The order of sequestration is set aside and the cause remanded.

Order set aside.

No. 8594

This is an appeal from an order committing Mrs. Vangilder to jail for failure to deliver the bonds to the clerk. Since the order to deliver the bonds was invalid, it follows that the order of committment is also invalid and it is accordingly set aside.

Order set aside.


I respectfully dissent from the opinion of the majority in this cause. Apparently we do not differ as to the inherent power of the court in this case to conserve and control the subject matter of the litigation during its pendency, so that it may be able to enforce its final decree as to the property affected thereby. Our differences seem to arise out of the extent of the showing required to justify the action of the court within its undoubted powers.

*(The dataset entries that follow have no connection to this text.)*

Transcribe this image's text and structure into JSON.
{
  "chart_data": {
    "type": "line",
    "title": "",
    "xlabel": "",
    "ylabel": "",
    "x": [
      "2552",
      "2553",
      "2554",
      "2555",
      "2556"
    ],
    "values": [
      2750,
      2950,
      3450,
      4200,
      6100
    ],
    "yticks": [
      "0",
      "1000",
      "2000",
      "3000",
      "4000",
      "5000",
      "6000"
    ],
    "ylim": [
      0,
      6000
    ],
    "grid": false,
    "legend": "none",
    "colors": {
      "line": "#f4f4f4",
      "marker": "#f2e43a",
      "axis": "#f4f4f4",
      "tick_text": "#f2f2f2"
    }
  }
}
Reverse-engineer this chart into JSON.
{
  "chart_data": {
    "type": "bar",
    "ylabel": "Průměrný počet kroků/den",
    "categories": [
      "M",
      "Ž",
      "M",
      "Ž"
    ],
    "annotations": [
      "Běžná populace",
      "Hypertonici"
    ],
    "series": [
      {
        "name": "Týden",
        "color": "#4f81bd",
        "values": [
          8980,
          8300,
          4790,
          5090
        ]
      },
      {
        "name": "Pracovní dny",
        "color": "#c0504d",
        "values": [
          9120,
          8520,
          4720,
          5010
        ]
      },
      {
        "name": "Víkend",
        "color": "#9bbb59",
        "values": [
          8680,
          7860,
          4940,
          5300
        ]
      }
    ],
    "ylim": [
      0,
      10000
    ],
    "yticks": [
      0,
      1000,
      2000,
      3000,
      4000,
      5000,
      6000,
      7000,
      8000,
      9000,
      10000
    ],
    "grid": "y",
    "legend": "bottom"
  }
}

The ownership of bonds of the Federal Government of the par value of $12,000.00 is in dispute. The plaintiffs contend that the defendant administratrix should, in her fiduciary capacity, account for the same; she, the administratrix, admitting in her answer the possession of the bonds, says that she holds the same as her individual property through a gift from her deceased husband. The surety on her bond as administratrix, a party to the cause, asked in its answer that the court require the administratrix to deliver the possession of these bonds to some person to be designated by it, to be held by him until the title thereto should be determined. The plaintiffs joined in this request when the matter was argued in the court below. The administratrix resisted the request and there seems to have been a complete hearing.

It may be admitted that the answer of the surety company was not as specific as good pleading would suggest on the danger of the liability it might incur should the court fail to take control of the bonds in question, but the allegations therein come well within the facts alleged and upon which the court granted the same character of relief through the medium of a receiver, in Petrie v. Buffington, 79 W. Va. 113, 90 S.E. 557; and were, when read in connection with the bill and the answer of the defendant administratrix, all verified, sufficient in my judgment to justify the court below in entering the order complained of.

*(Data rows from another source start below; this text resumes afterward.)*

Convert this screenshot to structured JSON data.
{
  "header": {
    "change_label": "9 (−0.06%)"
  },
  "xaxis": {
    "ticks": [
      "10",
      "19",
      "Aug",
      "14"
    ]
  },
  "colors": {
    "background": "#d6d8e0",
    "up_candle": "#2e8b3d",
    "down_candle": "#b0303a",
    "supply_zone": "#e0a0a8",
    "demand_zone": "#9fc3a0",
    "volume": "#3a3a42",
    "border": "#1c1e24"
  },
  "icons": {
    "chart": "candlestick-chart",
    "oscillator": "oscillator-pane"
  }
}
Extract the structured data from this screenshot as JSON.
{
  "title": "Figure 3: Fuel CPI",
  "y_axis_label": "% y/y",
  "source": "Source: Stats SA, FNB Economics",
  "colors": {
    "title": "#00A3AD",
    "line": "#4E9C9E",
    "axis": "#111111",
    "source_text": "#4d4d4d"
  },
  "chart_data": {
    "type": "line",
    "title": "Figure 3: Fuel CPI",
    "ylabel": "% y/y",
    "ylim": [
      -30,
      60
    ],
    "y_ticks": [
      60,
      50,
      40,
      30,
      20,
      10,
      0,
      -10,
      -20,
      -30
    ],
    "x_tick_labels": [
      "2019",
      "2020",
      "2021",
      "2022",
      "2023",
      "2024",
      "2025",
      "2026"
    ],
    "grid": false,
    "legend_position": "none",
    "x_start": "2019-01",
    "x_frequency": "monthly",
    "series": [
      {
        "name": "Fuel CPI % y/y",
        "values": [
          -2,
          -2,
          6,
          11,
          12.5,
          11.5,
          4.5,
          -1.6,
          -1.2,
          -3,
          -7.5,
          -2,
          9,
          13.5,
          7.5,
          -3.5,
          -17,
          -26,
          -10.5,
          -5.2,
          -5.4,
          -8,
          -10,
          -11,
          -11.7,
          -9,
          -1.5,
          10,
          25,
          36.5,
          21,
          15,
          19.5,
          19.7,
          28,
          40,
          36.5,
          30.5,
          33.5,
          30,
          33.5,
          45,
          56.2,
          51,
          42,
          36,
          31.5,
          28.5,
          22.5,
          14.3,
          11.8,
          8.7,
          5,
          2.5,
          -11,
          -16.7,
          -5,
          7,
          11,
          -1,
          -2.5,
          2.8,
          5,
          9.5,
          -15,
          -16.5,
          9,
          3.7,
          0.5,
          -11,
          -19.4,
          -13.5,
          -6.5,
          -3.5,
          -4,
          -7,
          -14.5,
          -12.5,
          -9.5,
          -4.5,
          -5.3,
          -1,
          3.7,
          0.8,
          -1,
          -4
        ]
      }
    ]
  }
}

Being of the opinion that courts are vested with broad inherent power to control property which is the subject of dispute and that such powers should not be curbed except in cases of plain abuse thereof; that from the very nature of this case, the pleadings filed herein and character of the property affected and its admitted possession by the administratrix, it was, in effect, subjected to the control of the court; and that the order complained of worked no substantial prejudice to any party to the suit, but merely served to assure to the court power to enforce its decree upon a decision of the merits of the cause, I would affirm the order of the court below.

A majority of the court being of the opinion to set aside the order as to the possession of the bonds, I agree, of course, that the order in the contempt proceedings falls with it.